The idea for this approach is to use binary search to find an integer equal to ‘M’ when multiplied by itself ‘N’ times.

The exponential function is an increasing function (i.e., monotonic), and thus, using binary search, we will try out different possible square roots; let’s suppose we are currently on ‘X’, then we will find 

1. If ‘X^N’ is greater than ‘M’, then we must reduce the higher bound of our search space.
2. If ‘X^N’ is less than ‘M’, then we must increase the lower bound of our search space.
3. If ‘X^N’ equals ‘M’, we found our ‘N’th root.
    

To find the value of ‘X^N’, we can use a loop, which will iterate ‘N’ times.
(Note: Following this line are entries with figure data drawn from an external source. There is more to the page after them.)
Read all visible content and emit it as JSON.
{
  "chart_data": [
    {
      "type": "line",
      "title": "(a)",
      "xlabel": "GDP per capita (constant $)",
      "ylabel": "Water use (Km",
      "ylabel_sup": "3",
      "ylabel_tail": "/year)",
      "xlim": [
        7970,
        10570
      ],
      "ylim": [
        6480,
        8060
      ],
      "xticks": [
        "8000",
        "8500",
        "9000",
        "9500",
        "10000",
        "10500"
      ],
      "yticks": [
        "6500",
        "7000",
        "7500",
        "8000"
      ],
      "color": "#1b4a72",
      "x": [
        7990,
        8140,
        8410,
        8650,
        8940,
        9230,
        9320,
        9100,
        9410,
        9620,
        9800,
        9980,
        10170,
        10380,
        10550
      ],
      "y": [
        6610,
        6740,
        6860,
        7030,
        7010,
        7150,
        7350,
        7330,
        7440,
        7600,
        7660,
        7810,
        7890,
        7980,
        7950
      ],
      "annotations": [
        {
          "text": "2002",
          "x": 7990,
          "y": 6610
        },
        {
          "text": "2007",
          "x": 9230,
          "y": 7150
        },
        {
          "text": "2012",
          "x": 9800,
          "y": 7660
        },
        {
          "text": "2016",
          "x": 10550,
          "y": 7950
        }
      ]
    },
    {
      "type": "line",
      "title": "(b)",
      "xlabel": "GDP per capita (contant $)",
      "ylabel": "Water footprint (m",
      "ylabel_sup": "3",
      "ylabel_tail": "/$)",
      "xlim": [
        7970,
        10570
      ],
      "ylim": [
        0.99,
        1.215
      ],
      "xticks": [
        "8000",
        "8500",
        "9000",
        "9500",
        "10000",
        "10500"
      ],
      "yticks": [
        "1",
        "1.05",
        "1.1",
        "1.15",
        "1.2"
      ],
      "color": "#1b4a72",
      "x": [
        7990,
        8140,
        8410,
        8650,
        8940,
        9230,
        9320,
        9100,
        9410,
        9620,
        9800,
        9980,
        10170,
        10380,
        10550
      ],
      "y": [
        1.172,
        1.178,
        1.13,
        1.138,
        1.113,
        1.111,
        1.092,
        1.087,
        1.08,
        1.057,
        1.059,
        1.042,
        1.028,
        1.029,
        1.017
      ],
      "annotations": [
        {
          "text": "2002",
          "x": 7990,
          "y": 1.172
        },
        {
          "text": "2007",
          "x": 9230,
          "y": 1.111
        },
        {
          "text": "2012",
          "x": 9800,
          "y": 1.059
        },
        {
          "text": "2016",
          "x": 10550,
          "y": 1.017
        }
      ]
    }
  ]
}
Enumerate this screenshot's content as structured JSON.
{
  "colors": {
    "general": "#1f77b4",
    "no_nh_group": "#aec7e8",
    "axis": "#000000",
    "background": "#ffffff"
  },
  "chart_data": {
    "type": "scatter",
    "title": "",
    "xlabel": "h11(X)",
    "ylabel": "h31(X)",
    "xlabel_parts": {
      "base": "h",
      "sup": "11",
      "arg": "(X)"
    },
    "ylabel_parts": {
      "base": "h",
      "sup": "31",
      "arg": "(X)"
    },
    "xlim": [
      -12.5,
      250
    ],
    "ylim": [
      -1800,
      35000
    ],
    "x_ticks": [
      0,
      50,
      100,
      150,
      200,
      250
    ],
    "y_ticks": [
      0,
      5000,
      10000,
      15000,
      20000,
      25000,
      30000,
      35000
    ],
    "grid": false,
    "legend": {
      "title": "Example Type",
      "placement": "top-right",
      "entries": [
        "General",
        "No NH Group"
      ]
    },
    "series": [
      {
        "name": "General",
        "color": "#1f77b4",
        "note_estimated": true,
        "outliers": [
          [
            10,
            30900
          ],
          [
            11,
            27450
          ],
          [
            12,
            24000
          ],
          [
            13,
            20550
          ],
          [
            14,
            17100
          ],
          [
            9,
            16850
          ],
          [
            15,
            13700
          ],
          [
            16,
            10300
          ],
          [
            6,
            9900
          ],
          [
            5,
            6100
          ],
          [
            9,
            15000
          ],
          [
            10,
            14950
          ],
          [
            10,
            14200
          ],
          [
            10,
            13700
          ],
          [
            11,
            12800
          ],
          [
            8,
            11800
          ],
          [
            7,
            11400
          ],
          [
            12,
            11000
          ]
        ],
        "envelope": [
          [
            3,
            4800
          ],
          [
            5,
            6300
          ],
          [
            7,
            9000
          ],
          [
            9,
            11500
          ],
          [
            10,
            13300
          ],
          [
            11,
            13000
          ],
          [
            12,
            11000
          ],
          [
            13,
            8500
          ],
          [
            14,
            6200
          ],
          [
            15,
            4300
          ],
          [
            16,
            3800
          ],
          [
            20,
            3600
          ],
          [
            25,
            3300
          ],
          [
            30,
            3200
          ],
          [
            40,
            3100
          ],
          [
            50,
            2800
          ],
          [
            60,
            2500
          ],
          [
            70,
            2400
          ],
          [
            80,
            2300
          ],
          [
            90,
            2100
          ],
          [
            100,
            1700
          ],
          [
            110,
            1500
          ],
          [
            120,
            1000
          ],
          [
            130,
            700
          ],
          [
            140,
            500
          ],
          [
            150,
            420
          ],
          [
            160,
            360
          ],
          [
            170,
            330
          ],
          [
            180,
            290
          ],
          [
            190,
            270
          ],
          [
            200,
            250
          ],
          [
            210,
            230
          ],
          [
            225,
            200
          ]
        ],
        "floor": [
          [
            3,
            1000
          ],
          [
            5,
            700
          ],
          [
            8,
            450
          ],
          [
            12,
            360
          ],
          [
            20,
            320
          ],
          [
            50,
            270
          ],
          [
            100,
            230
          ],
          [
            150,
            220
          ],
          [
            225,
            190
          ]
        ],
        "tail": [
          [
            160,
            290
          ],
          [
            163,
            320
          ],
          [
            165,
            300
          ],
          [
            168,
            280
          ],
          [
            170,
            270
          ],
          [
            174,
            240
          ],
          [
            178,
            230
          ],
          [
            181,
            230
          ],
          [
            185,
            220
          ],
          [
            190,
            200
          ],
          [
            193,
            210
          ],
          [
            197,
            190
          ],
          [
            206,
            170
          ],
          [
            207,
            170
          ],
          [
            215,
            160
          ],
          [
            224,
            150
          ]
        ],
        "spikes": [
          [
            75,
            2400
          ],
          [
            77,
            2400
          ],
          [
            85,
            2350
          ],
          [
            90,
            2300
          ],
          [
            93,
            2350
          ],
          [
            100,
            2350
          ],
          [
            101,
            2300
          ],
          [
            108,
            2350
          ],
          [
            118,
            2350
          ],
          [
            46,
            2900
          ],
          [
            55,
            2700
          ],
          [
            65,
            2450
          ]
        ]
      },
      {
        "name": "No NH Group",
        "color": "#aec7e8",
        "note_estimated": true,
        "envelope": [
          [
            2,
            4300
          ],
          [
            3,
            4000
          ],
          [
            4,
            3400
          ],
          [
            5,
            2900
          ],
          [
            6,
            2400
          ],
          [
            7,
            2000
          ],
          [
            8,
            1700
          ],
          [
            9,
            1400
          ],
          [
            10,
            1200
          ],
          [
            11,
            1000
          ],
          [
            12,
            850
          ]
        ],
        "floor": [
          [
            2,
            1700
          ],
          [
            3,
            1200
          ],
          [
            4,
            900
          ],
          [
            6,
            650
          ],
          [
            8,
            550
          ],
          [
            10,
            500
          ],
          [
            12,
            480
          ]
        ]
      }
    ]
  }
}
The steps are as follows:-

// Function to find the Nth root of M

function NthRoot(int n, int m):

1. Declare a variable ‘ans’, which is initially assigned to ‘-1’.
2. Declare two more variables, ‘s’ and ‘e’, initially assigned to ‘1’ and ‘m’, respectively.
3. While ‘s <= e’:
   • Declare a variable ‘mid’ and assign it to ‘(s + e) / 2’.
   • Declare a variable ‘x’ and assign it to ‘1’.
   • Iterate from index ‘1’ to ‘n’:
     • Assign ‘x’ to ‘x * mid’.
     • If ‘x > m’:
       • Break the loop.
   • If ‘x == m’:
     • Assign ‘ans' to ‘mid’.
     • Break the loop.
   • If ‘x > m’:
     • Assign ‘e’ to ‘mid - 1’.
   • else:
     • Assign ‘s’ to ‘mid + 1'.
4. Return ‘ans'.

O( n * log(M) ), Where ‘N’ and ‘M’ are input integers.

In the above algorithm, the search space is ‘M’, and hence in ‘log(M)’ iterations, we will find the ‘N’th root, and in each iteration, we find the ‘N’th power of ‘mid’ using a loop.

Hence the time complexity will be O( n * log(M) )

O( 1 ).
 

In the above algorithm, we only use variables.

Hence the space complexity will be O( 1 ).